A 45-year-old Malay female was referred for the evaluation of nephrotic-range proteinuria and elevated serum creatinine (sCr). She was admitted for uncontrolled hypertension and acute decompensated heart failure with reduced ejection fraction. She did not have diabetes mellitus. On admission, sCr was 147 umol/L (eGFR 37 ml/min/1.73m2), serum albumin 42 g/L, urine albumin/creatinine ratio (uACR) 361.1 mg/mmol, protein/creatinine ratio 4 g/g and minimal hematuria (5 cells/uL). 24-hour total urine protein was 0.57 g/d on a suboptimal collection. Serological testing revealed faintly positive antinuclear antibody titer (1:160, homogeneous pattern) and positive anti-PLA2R AB 49.6 RU/ml (IgG ELISA Euroimmun).

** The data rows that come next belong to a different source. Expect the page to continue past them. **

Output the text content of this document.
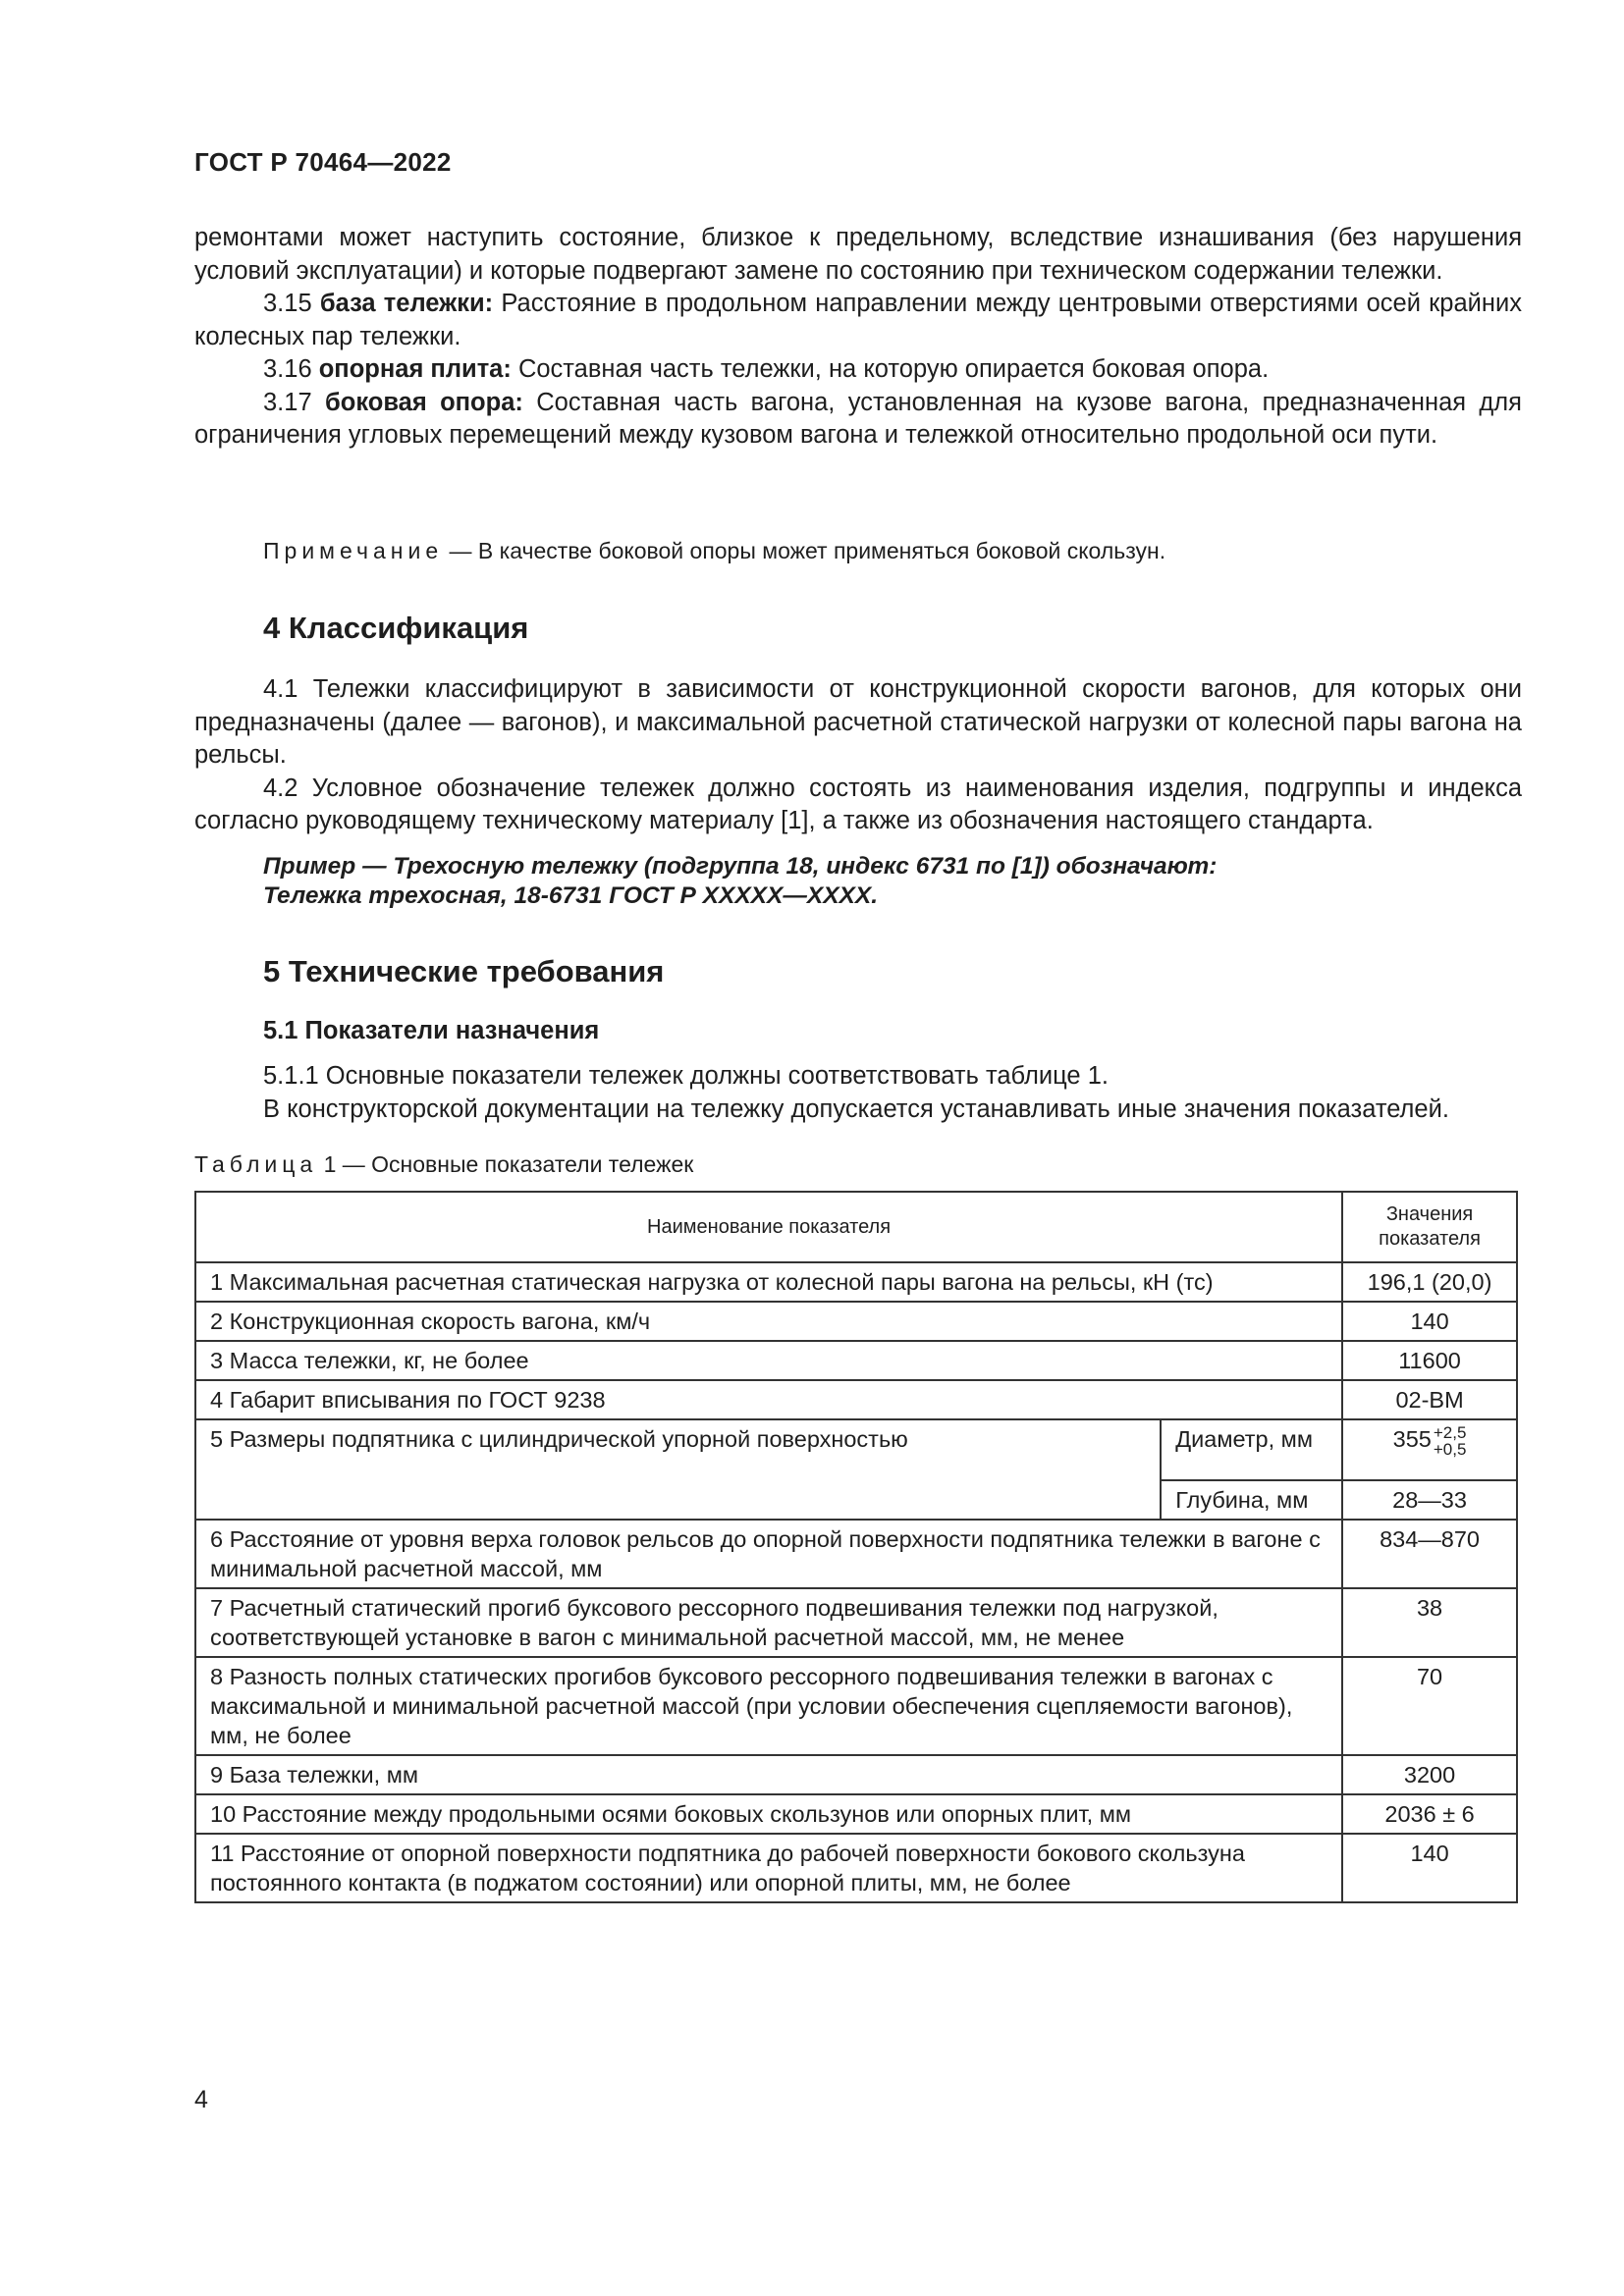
ГОСТ Р 70464—2022

ремонтами может наступить состояние, близкое к предельному, вследствие изнашивания (без нарушения условий эксплуатации) и которые подвергают замене по состоянию при техническом содержании тележки.

3.15 база тележки: Расстояние в продольном направлении между центровыми отверстиями осей крайних колесных пар тележки.

3.16 опорная плита: Составная часть тележки, на которую опирается боковая опора.

3.17 боковая опора: Составная часть вагона, установленная на кузове вагона, предназначенная для ограничения угловых перемещений между кузовом вагона и тележкой относительно продольной оси пути.

Примечание — В качестве боковой опоры может применяться боковой скользун.
4 Классификация

4.1 Тележки классифицируют в зависимости от конструкционной скорости вагонов, для которых они предназначены (далее — вагонов), и максимальной расчетной статической нагрузки от колесной пары вагона на рельсы.

4.2 Условное обозначение тележек должно состоять из наименования изделия, подгруппы и индекса согласно руководящему техническому материалу [1], а также из обозначения настоящего стандарта.

Пример — Трехосную тележку (подгруппа 18, индекс 6731 по [1]) обозначают:
Тележка трехосная, 18-6731 ГОСТ Р ХХХХХ—ХХХХ.
5 Технические требования
5.1 Показатели назначения

5.1.1 Основные показатели тележек должны соответствовать таблице 1.

В конструкторской документации на тележку допускается устанавливать иные значения показателей.

Таблица 1 — Основные показатели тележек
Наименование показателя		Значения
показателя
1 Максимальная расчетная статическая нагрузка от колесной пары вагона на рельсы, кН (тс)		196,1 (20,0)
2 Конструкционная скорость вагона, км/ч		140
3 Масса тележки, кг, не более		11600
4 Габарит вписывания по ГОСТ 9238		02-ВМ
5 Размеры подпятника с цилиндрической упорной поверхностью	Диаметр, мм	355 +2,5
+0,5

	Глубина, мм	28—33
6 Расстояние от уровня верха головок рельсов до опорной поверхности подпятника тележки в вагоне с минимальной расчетной массой, мм		834—870
7 Расчетный статический прогиб буксового рессорного подвешивания тележки под нагрузкой, соответствующей установке в вагон с минимальной расчетной массой, мм, не менее		38
8 Разность полных статических прогибов буксового рессорного подвешивания тележки в вагонах с максимальной и минимальной расчетной массой (при условии обеспечения сцепляемости вагонов), мм, не более		70
9 База тележки, мм		3200
10 Расстояние между продольными осями боковых скользунов или опорных плит, мм		2036 ± 6
11 Расстояние от опорной поверхности подпятника до рабочей поверхности бокового скользуна постоянного контакта (в поджатом состоянии) или опорной плиты, мм, не более		140
4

She was started on goal-directed therapy for heart failure. Serial repeated measurements of anti-PLA2R AB remained elevated over the next 5 months (49.6, 68.46 RU/ml) with persistent proteinuria. A kidney biopsy was obtained, revealing focal segmental glomerular sclerosis, arteriolar hyalinosis and focal arteriolar thrombosis, without features of MN. Immunofluorescence was weakly positive (1-2+) for IgM and C3 along glomerular capillary walls but negative for IgG. Electron microscopy showed mild basement membrane thickening, moderately extensive podocyte foot effacement (30-40% capillary wall surface area), but no subepithelial electron dense deposits were found. The diagnosis of hypertensive nephropathy with thrombotic microangiopathy (TMA) and FSGS was made. Her dose of valsartan was optimized and dapagliflozin was added. Over the next year, her sCr was stable at 151 umol/L (eGFR 36 ml/min/1.73 m2) and uACR regressed to 39.8 mg/mmol.

Discussion

The specificity of anti-PLA2R AB for MN has been described to be as close to 100%, allowing patients with nephrotic syndrome and positive serology to forego biopsy. Other cases of anti-PLA2R AB positivity without MN have described minor glomerular, FSGS or diabetic nephropathy changes but not TMA. Our case adds to the body of literature of false-positive anti-PLA2R AB and supports pursuing a kidney biopsy especially when nephrotic syndrome is absent.